Escavações realizadas em Ghent, na Bélgica, revelaram um antigo bairro medieval preservado sob uma fortaleza construída em 1540. A descoberta ocorreu durante obras para um parque público e trouxe à tona casas, igreja e um cemitério ligado ao período medieval.

Escavações revelam estruturas ocultas sob antiga fortaleza

Trincheiras abertas em Ghent começaram a revelar uma descoberta inesperada durante obras de transformação de um antigo sítio militar em parque público.

As escavações expuseram vestígios de um antigo bairro medieval, oculto sob as camadas modernas do terreno.

O trabalho começou próximo à antiga localização do Castelo Espanhol, na extremidade leste da cidade. Máquinas removeram asfalto e aterro moderno com o objetivo inicial de localizar partes da antiga cidadela.

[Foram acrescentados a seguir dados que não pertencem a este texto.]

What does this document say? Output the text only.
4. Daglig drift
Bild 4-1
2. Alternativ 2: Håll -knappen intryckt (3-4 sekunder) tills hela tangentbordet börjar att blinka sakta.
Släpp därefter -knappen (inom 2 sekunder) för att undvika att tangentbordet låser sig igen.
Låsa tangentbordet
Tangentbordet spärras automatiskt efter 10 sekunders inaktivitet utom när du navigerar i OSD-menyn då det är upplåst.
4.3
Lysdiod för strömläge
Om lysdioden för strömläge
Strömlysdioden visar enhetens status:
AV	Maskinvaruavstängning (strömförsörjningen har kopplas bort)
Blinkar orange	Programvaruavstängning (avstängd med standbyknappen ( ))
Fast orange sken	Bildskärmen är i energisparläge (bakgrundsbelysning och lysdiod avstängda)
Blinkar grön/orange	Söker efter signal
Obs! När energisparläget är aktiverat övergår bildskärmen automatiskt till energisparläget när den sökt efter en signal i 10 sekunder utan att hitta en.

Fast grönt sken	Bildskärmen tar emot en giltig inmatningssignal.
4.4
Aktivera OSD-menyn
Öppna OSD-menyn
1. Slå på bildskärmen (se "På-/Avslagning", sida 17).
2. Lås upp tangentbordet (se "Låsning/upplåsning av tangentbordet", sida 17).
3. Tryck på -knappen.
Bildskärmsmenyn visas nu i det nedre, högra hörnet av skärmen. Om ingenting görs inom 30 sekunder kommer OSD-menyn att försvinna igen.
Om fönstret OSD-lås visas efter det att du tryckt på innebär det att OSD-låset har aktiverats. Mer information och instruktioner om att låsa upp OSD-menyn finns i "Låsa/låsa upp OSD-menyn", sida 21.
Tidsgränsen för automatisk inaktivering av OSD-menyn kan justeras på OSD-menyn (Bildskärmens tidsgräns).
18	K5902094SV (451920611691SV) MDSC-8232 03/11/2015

Os planejadores urbanos esperavam encontrar apenas fragmentos ligados à fortaleza construída no século XVI. No entanto, as escavações começaram a revelar algo muito mais antigo abaixo das camadas modernas.

Conforme as escavadeiras aprofundavam as trincheiras, surgiram manchas de terra escura misturadas com pedras cuidadosamente talhadas. O material indicava estruturas muito anteriores à cidadela construída no local.

Linhas de pedra começaram a formar padrões no solo exposto. Em vez de muralhas defensivas, os contornos lembravam fundações de construções organizadas em fileiras.

As estruturas tinham formato retangular e estavam alinhadas como se seguissem antigas ruas ou divisões de propriedade. Esses padrões indicavam a presença de um antigo bairro medieval enterrado sob a fortaleza.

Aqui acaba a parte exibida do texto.